Weihnachtsfeier planen, wenn draußen 30 Grad sind

Eine Weihnachtsfeier ist kein Termin, den man abhakt. Sie ist die eine Gelegenheit im Jahr, an der ein Team ohne Anlass zusammensitzt. Genau deshalb lohnt es sich, im Juli damit anzufangen.

Ich weiß, wie das klingt. Draußen sitzt alles im Biergarten, und ich rede von Glühwein. Aber die Dezemberabende, die du dir vorstellst, werden jetzt vergeben — und wer im Oktober anfragt, sucht sich am Ende einen Dienstag aus.

Warum ausgerechnet jetzt.

Die guten Termine gehen zuerst

Der Engpass ist nie die Küche. Der Engpass sind die zwei, drei Wochen vor Weihnachten, an denen alle gleichzeitig feiern wollen — und darin vor allem die Freitag- und Samstagabende. Wer die Location, das Datum und die ungefähre Gästezahl früh setzt, hat den Rest des Jahres Zeit für die schönen Fragen.

  • Datum und Ort zuerst — alles andere lässt sich später drehen
  • Ein Wochentag statt Freitag oder Samstag bringt oft die schönere Location und mehr Ruhe für alle
  • Gästezahl grob genügt mir für ein belastbares Angebot — die genaue Zahl brauche ich erst kurz vorher
  • Drinnen, draußen oder beides entscheidet über Zelt, Heizung und Strom — und damit über einen guten Teil der Kalkulation
Vier Wege, den Abend zu bauen.

Was zu deiner Runde passt

Es gibt nicht das eine Weihnachtsformat. Es gibt vier, die sich sehr unterschiedlich anfühlen — und die sich mischen lassen.

  • Buffet — warm, reichlich, alle bedienen sich selbst. Gut, wenn die Runde groß ist und in Bewegung bleiben soll
  • Mehrgang-Menü am Platz — drei oder vier Gänge, feste Sitzordnung, klarer Ablauf. Gut für Abende mit Rede und Ehrung
  • Fingerfood-Empfang — kleine Portionen, die zu den Gästen kommen. Gut, wenn geredet und nicht gesessen werden soll
  • Wintergrillen — Smoker, Flammlachs, offenes Feuer.

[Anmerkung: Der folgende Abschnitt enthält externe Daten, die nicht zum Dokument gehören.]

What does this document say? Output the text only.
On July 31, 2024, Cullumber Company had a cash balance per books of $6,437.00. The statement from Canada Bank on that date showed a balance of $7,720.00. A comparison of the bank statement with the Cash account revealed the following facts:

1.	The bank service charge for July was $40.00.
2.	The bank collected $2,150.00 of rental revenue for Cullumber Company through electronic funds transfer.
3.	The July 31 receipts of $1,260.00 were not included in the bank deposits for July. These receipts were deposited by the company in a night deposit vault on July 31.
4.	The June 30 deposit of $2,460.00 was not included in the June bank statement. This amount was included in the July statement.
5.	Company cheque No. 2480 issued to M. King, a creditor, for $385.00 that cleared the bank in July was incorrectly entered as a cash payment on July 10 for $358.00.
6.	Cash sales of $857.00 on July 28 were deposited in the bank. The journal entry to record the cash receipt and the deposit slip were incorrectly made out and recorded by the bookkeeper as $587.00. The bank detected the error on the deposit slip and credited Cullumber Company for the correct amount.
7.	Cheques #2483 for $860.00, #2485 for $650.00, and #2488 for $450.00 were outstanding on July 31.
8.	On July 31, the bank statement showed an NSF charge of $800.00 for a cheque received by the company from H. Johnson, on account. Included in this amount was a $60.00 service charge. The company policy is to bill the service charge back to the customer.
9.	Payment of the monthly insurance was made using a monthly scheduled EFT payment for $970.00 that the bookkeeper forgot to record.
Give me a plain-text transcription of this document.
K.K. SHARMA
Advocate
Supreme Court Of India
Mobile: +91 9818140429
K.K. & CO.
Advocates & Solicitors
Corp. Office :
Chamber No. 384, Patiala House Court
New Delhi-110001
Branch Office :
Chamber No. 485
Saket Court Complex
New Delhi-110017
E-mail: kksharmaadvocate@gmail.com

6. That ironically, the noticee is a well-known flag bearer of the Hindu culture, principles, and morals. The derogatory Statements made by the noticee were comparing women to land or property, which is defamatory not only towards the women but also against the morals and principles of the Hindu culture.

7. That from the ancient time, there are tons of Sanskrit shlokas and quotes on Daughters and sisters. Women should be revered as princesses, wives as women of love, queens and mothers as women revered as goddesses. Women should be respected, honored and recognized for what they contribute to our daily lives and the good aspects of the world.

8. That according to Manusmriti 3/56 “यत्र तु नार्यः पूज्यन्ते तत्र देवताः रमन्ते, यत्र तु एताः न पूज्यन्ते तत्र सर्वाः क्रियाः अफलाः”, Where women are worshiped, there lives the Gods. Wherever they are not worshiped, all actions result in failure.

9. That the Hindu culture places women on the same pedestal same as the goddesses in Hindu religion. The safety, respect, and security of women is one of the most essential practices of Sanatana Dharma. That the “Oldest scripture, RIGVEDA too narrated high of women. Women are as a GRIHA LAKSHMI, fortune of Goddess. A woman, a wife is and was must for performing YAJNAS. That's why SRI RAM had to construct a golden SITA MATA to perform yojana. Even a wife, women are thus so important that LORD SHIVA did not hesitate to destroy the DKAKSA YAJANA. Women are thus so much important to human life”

Gut, wenn draußen gefeiert wird und es trotzdem warm werden soll
Angerichtet wird vor den Augen der Gäste — das gehört bei mir zum Abend dazu.
Wenn der Markt zu dir kommt.

Der mobile Weihnachtsmarkt

Das schönste Format ist zugleich das aufwendigste: ein eigener kleiner Weihnachtsmarkt auf deinem Gelände, in deinem Hof oder in einer Halle. Geschmückte Stände statt Buffetlinie, Feuerschalen statt Stehtische, und die Gäste laufen von Hütte zu Hütte, statt sich anzustellen.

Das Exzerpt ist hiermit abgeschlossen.